From the U.S. healthcare business front,
- The Washington Post reports,
- Some 80 percent of U.S. emergency rooms are not fully prepared to handle children’s emergencies, a recent analysis suggests.
- Writing in Health Affairs, a national group of researchers says the quality of care for kids in U.S. emergency rooms is “highly variable,” but that achieving high readiness nationwide is “highly cost-effective.” * * *
- “Increasing pediatric readiness would reduce mortality, increase life expectancy and improve pediatric patients’ lives, the researchers write, cutting ED and hospital mortality by 33.47 deaths per 100,000 children.
- “Achieving and maintaining high pediatric readiness for all EDs in the US could save the lives of thousands of children each year, at an annual cost of approximately $260 million,” the researchers conclude. It would be more cost-effective than other interventions such as routine hepatitis A vaccination, hepatoblastoma screening for children with extremely low birth weight and other programs, the researchers note, calling a nationwide investment in pediatric ER readiness “robustly cost-effective.”

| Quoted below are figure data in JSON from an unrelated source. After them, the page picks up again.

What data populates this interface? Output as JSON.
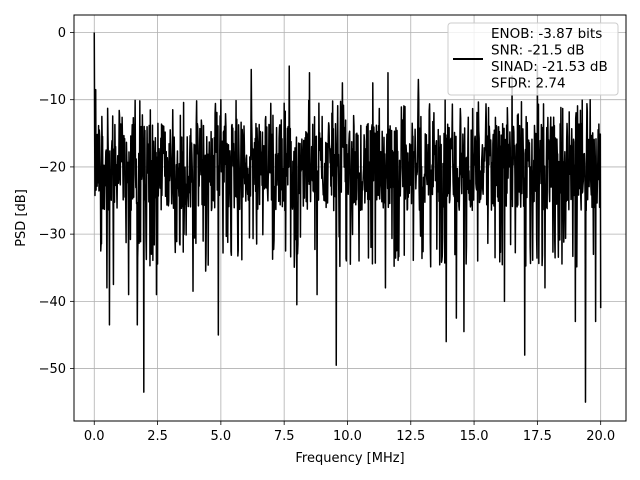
{
  "chart_data": {
    "type": "line",
    "xlabel": "Frequency [MHz]",
    "ylabel": "PSD [dB]",
    "xlim": [
      -0.8,
      21.0
    ],
    "ylim": [
      -57.8,
      2.6
    ],
    "xticks": [
      0.0,
      2.5,
      5.0,
      7.5,
      10.0,
      12.5,
      15.0,
      17.5,
      20.0
    ],
    "xtick_labels": [
      "0.0",
      "2.5",
      "5.0",
      "7.5",
      "10.0",
      "12.5",
      "15.0",
      "17.5",
      "20.0"
    ],
    "yticks": [
      0,
      -10,
      -20,
      -30,
      -40,
      -50
    ],
    "ytick_labels": [
      "0",
      "−10",
      "−20",
      "−30",
      "−40",
      "−50"
    ],
    "grid": true,
    "legend_position": "top-right",
    "series": [
      {
        "name": "ENOB: -3.87 bits\nSNR: -21.5 dB\nSINAD: -21.53 dB\nSFDR: 2.74",
        "color": "#000000",
        "x_range": [
          0.0,
          20.0
        ],
        "baseline_db": -20,
        "typical_range": [
          -30,
          -10
        ],
        "peaks": [
          {
            "x": 0.0,
            "y": 0.0
          },
          {
            "x": 0.05,
            "y": -8.5
          },
          {
            "x": 0.2,
            "y": -14.5
          },
          {
            "x": 0.3,
            "y": -12.5
          },
          {
            "x": 0.5,
            "y": -13.0
          },
          {
            "x": 1.0,
            "y": -12.5
          },
          {
            "x": 3.1,
            "y": -11.5
          },
          {
            "x": 5.0,
            "y": -10.0
          },
          {
            "x": 6.2,
            "y": -5.5
          },
          {
            "x": 7.7,
            "y": -5.0
          },
          {
            "x": 8.5,
            "y": -6.0
          },
          {
            "x": 9.8,
            "y": -7.5
          },
          {
            "x": 11.0,
            "y": -7.5
          },
          {
            "x": 11.6,
            "y": -6.0
          },
          {
            "x": 12.8,
            "y": -7.0
          },
          {
            "x": 14.6,
            "y": -7.5
          },
          {
            "x": 16.5,
            "y": -6.5
          },
          {
            "x": 17.5,
            "y": -5.0
          },
          {
            "x": 19.0,
            "y": -6.0
          },
          {
            "x": 20.0,
            "y": -7.5
          }
        ],
        "dips": [
          {
            "x": 0.25,
            "y": -32.5
          },
          {
            "x": 0.5,
            "y": -38.0
          },
          {
            "x": 0.6,
            "y": -43.5
          },
          {
            "x": 0.75,
            "y": -37.5
          },
          {
            "x": 1.35,
            "y": -39.0
          },
          {
            "x": 1.7,
            "y": -43.5
          },
          {
            "x": 1.95,
            "y": -53.5
          },
          {
            "x": 2.45,
            "y": -39.0
          },
          {
            "x": 3.9,
            "y": -38.5
          },
          {
            "x": 4.4,
            "y": -35.5
          },
          {
            "x": 4.9,
            "y": -45.0
          },
          {
            "x": 8.0,
            "y": -40.5
          },
          {
            "x": 8.8,
            "y": -39.0
          },
          {
            "x": 9.55,
            "y": -49.5
          },
          {
            "x": 11.5,
            "y": -38.0
          },
          {
            "x": 13.9,
            "y": -46.0
          },
          {
            "x": 14.3,
            "y": -42.5
          },
          {
            "x": 14.6,
            "y": -44.5
          },
          {
            "x": 16.2,
            "y": -40.0
          },
          {
            "x": 17.0,
            "y": -48.0
          },
          {
            "x": 17.8,
            "y": -38.0
          },
          {
            "x": 19.0,
            "y": -43.0
          },
          {
            "x": 19.4,
            "y": -55.0
          },
          {
            "x": 19.8,
            "y": -43.0
          },
          {
            "x": 20.0,
            "y": -41.0
          }
        ]
      }
    ]
  }
}
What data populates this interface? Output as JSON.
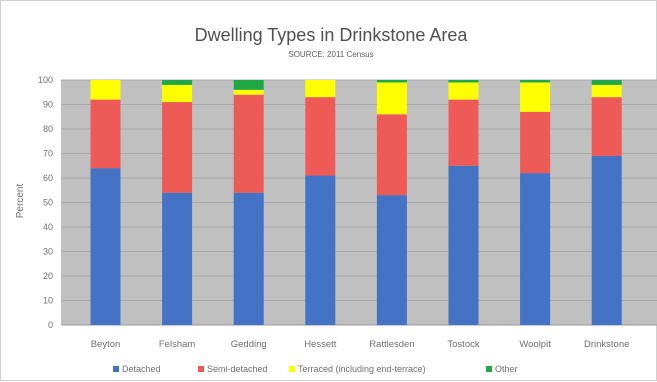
{
  "chart_data": {
    "type": "bar",
    "stacked": true,
    "title": "Dwelling Types in Drinkstone Area",
    "subtitle": "SOURCE: 2011 Census",
    "xlabel": "",
    "ylabel": "Percent",
    "ylim": [
      0,
      100
    ],
    "yticks": [
      "0",
      "10",
      "20",
      "30",
      "40",
      "50",
      "60",
      "70",
      "80",
      "90",
      "100"
    ],
    "grid": true,
    "legend_position": "bottom",
    "categories": [
      "Beyton",
      "Felsham",
      "Gedding",
      "Hessett",
      "Rattlesden",
      "Tostock",
      "Woolpit",
      "Drinkstone"
    ],
    "series": [
      {
        "name": "Detached",
        "color": "#4472c4",
        "values": [
          64,
          54,
          54,
          61,
          53,
          65,
          62,
          69
        ]
      },
      {
        "name": "Semi-detached",
        "color": "#ee5b57",
        "values": [
          28,
          37,
          40,
          32,
          33,
          27,
          25,
          24
        ]
      },
      {
        "name": "Terraced (including end-terrace)",
        "color": "#ffff00",
        "values": [
          8,
          7,
          2,
          7,
          13,
          7,
          12,
          5
        ]
      },
      {
        "name": "Other",
        "color": "#1fa845",
        "values": [
          0,
          2,
          4,
          0,
          1,
          1,
          1,
          2
        ]
      }
    ],
    "plot_background": "#c0c0c0"
  }
}
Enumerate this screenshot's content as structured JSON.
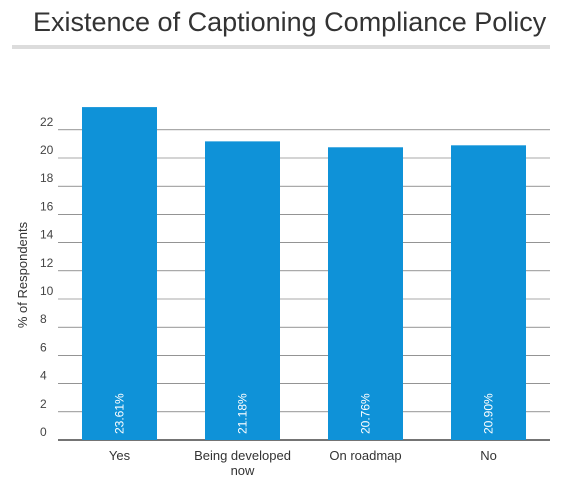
{
  "chart_data": {
    "type": "bar",
    "title": "Existence of Captioning Compliance Policy",
    "ylabel": "% of Respondents",
    "xlabel": "",
    "categories": [
      [
        "Yes"
      ],
      [
        "Being developed",
        "now"
      ],
      [
        "On roadmap"
      ],
      [
        "No"
      ]
    ],
    "values": [
      23.61,
      21.18,
      20.76,
      20.9
    ],
    "data_labels": [
      "23.61%",
      "21.18%",
      "20.76%",
      "20.90%"
    ],
    "yticks": [
      "0",
      "2",
      "4",
      "6",
      "8",
      "10",
      "12",
      "14",
      "16",
      "18",
      "20",
      "22"
    ],
    "ylim": [
      0,
      24
    ],
    "grid": true,
    "bar_color": "#0f92d8",
    "grid_color": "#555555",
    "axis_color": "#222222"
  }
}
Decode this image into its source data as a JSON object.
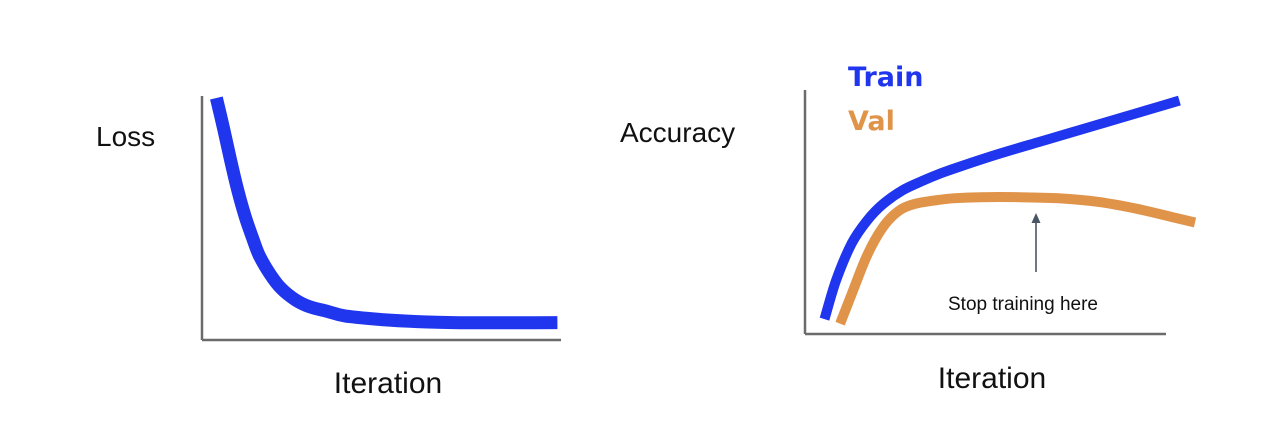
{
  "colors": {
    "train": "#1f35ee",
    "val": "#e0944a",
    "axis": "#6b6b6b",
    "arrow": "#4a5563"
  },
  "chart_data": [
    {
      "type": "line",
      "title": "",
      "xlabel": "Iteration",
      "ylabel": "Loss",
      "grid": false,
      "xlim": [
        0,
        100
      ],
      "ylim": [
        0,
        100
      ],
      "series": [
        {
          "name": "",
          "color_key": "train",
          "x": [
            4,
            6,
            8,
            10,
            12,
            14,
            16,
            19,
            22,
            26,
            30,
            35,
            40,
            50,
            60,
            70,
            80,
            90,
            99
          ],
          "y": [
            100,
            87,
            73,
            60,
            49,
            40,
            32,
            24,
            18,
            13,
            10,
            8,
            6,
            4.5,
            3.6,
            3.2,
            3.1,
            3.1,
            3.2
          ]
        }
      ]
    },
    {
      "type": "line",
      "title": "",
      "xlabel": "Iteration",
      "ylabel": "Accuracy",
      "grid": false,
      "xlim": [
        0,
        100
      ],
      "ylim": [
        0,
        100
      ],
      "legend": {
        "placement": "top-left",
        "entries": [
          "Train",
          "Val"
        ]
      },
      "annotation": {
        "text": "Stop training here",
        "x": 64
      },
      "series": [
        {
          "name": "Train",
          "color_key": "train",
          "x": [
            5,
            8,
            12,
            16,
            20,
            25,
            30,
            35,
            40,
            50,
            60,
            70,
            80,
            90,
            96
          ],
          "y": [
            3,
            20,
            36,
            46,
            53,
            59,
            63,
            66.5,
            69.5,
            75,
            80,
            85,
            90,
            95,
            98
          ]
        },
        {
          "name": "Val",
          "color_key": "val",
          "x": [
            9,
            12,
            16,
            20,
            24,
            28,
            33,
            38,
            45,
            55,
            65,
            75,
            85,
            95,
            100
          ],
          "y": [
            1,
            14,
            31,
            43,
            50,
            53,
            54.5,
            55.5,
            56,
            56,
            55.5,
            54,
            51,
            47,
            45
          ]
        }
      ]
    }
  ]
}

- Fortune Well lets us know,
- The nonprofit Physicians Committee for Responsible Medicine teamed up with business intelligence firm Morning Consult to survey more than 2,200 U.S. adults about weight-loss methods. Results of the poll, conducted in September, were released Oct. 8.
- People were asked to rate their level of agreement with this statement: “If I wanted to lose weight, I would rather take an injectable weight-loss drug, rather than make a diet change.” More than half (62%) disagreed, with 14% reporting the statement didn’t apply to them because they don’t need to lose weight. Nearly three-fourths (73%) of applicable respondents disagreed.
- Among people who were interested in weight loss, these groups most strongly disagreed:
- Men: 75%
- Baby boomers: 78%
- Asian or “other”: 77%
- Postgraduate-degree holders: 79%
- Household income exceeds $100K: 78%
- Urban dwellers: 75%
- Northeasterners: 77%
- Registered voters: 73%
- Independent voters: 74%
- “The new findings do not mean that Americans do not want to lose weight,” PCRM president Dr. Neal Barnard said in a news release about the survey. “Rather, most would prefer to change their eating habits than inject a medication.”
- The Hill informs us,
- “Microsoft unveiled several new artificial intelligence (AI) tools on Thursday aiming to support health care organizations through medical imaging models, health care agent services and an AI-driven workflow solution for nurses.
- “The announcement detailed how each tool will improve workflow for busy health care professionals.”